Empirical Study of Ceiling Proximity Effects and Electrostatic Adhesion for Small-scale Electroaerodynamic Thrusters

TL;DR

This study investigates how small electroaerodynamic thrusters perform near a ceiling, revealing a significant electrostatic attraction effect that can enhance efficiency and enable new flight capabilities for micro air vehicles.

Contribution

It is the first to experimentally analyze ceiling proximity effects on electroaerodynamic thrusters, discovering a novel electrostatic attraction component that improves performance.

Findings

Ceiling proximity induces a strong electrostatic attractive force.

Force components vary with distance and material properties.

Efficiency can be increased by up to 600% near the ceiling.

Abstract

Electroaerodynamic propulsion, where force is produced via the momentum-transferring collisions between accelerated ions and neutral air molecules, is a promising alternative mechanism for flight at the micro air vehicle scale due to its silent and solid-state nature. Its relatively low efficiency, however, has thus far precluded its use in a power-autonomous vehicle; leveraging the efficiency benefits of operation close to a fixed surface is a potential solution. While proximity effects like the ground and ceiling effects have been well-investigated for rotorcraft and flapping wing micro air vehicles, they have not been for electroaerodynamically-propelled fliers. In this work, we investigate the change in performance when centimeter-scale thrusters are operated close to a "ceiling" plane about the inlet. We show a surprising and, until now, unreported effect; a major electrostatic attractive component, analogous to electroadhesive pressure but instead mediated by a stable atmospheric plasma.

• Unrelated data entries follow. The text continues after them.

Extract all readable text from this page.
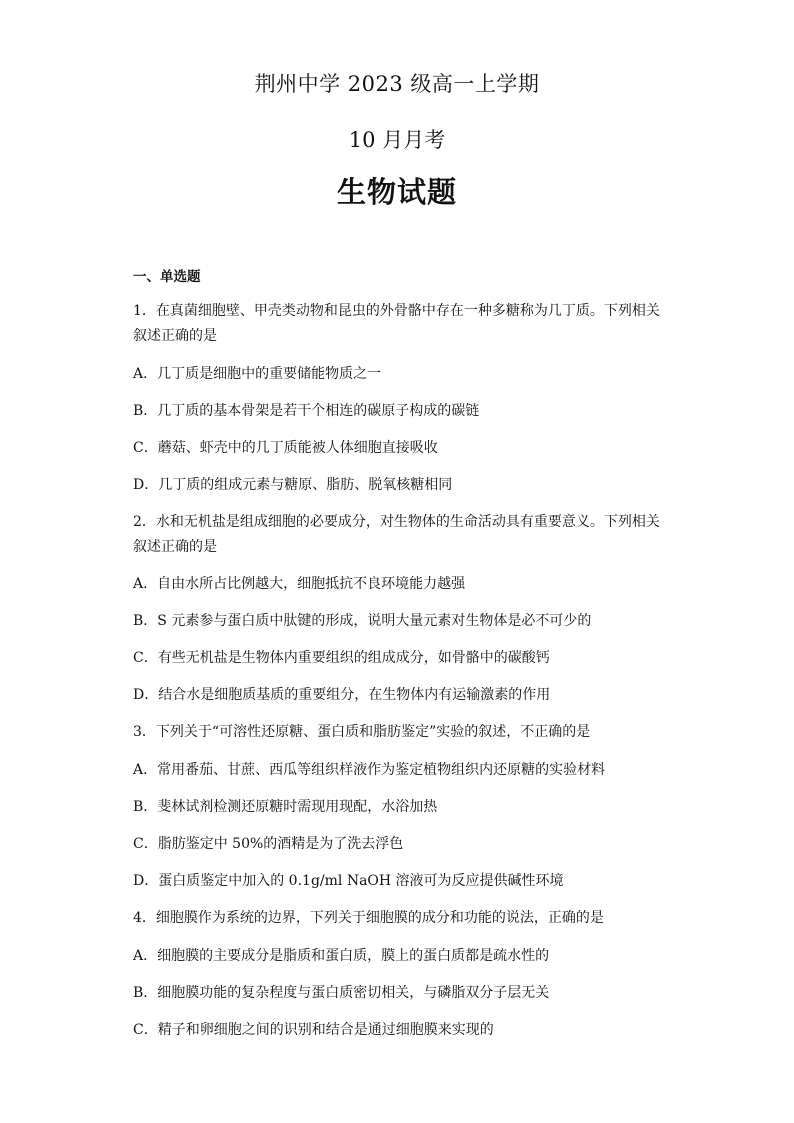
荆州中学 2023 级高一上学期
10 月月考
生物试题
一、单选题
1．在真菌细胞壁、甲壳类动物和昆虫的外骨骼中存在一种多糖称为几丁质。下列相关
叙述正确的是
A．几丁质是细胞中的重要储能物质之一
B．几丁质的基本骨架是若干个相连的碳原子构成的碳链
C．蘑菇、虾壳中的几丁质能被人体细胞直接吸收
D．几丁质的组成元素与糖原、脂肪、脱氧核糖相同
2．水和无机盐是组成细胞的必要成分，对生物体的生命活动具有重要意义。下列相关
叙述正确的是
A．自由水所占比例越大，细胞抵抗不良环境能力越强
B．S 元素参与蛋白质中肽键的形成，说明大量元素对生物体是必不可少的
C．有些无机盐是生物体内重要组织的组成成分，如骨骼中的碳酸钙
D．结合水是细胞质基质的重要组分，在生物体内有运输激素的作用
3．下列关于“可溶性还原糖、蛋白质和脂肪鉴定”实验的叙述，不正确的是
A．常用番茄、甘蔗、西瓜等组织样液作为鉴定植物组织内还原糖的实验材料
B．斐林试剂检测还原糖时需现用现配，水浴加热
C．脂肪鉴定中 50%的酒精是为了洗去浮色
D．蛋白质鉴定中加入的 0.1g/ml NaOH 溶液可为反应提供碱性环境
4．细胞膜作为系统的边界，下列关于细胞膜的成分和功能的说法，正确的是
A．细胞膜的主要成分是脂质和蛋白质，膜上的蛋白质都是疏水性的
B．细胞膜功能的复杂程度与蛋白质密切相关，与磷脂双分子层无关
C．精子和卵细胞之间的识别和结合是通过细胞膜来实现的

The isolated electrostatic and fluid dynamic components of the ceiling effect are shown for different distances from the plane and for different materials. We further show that a flange attached to the inlet can vastly increase both components of force. A peak efficiency improvement of 600% is shown close to the ceiling. This work points the way towards effective use of the ceiling effect for power autonomous vehicles, extending flight duration, or as a perching mechanism.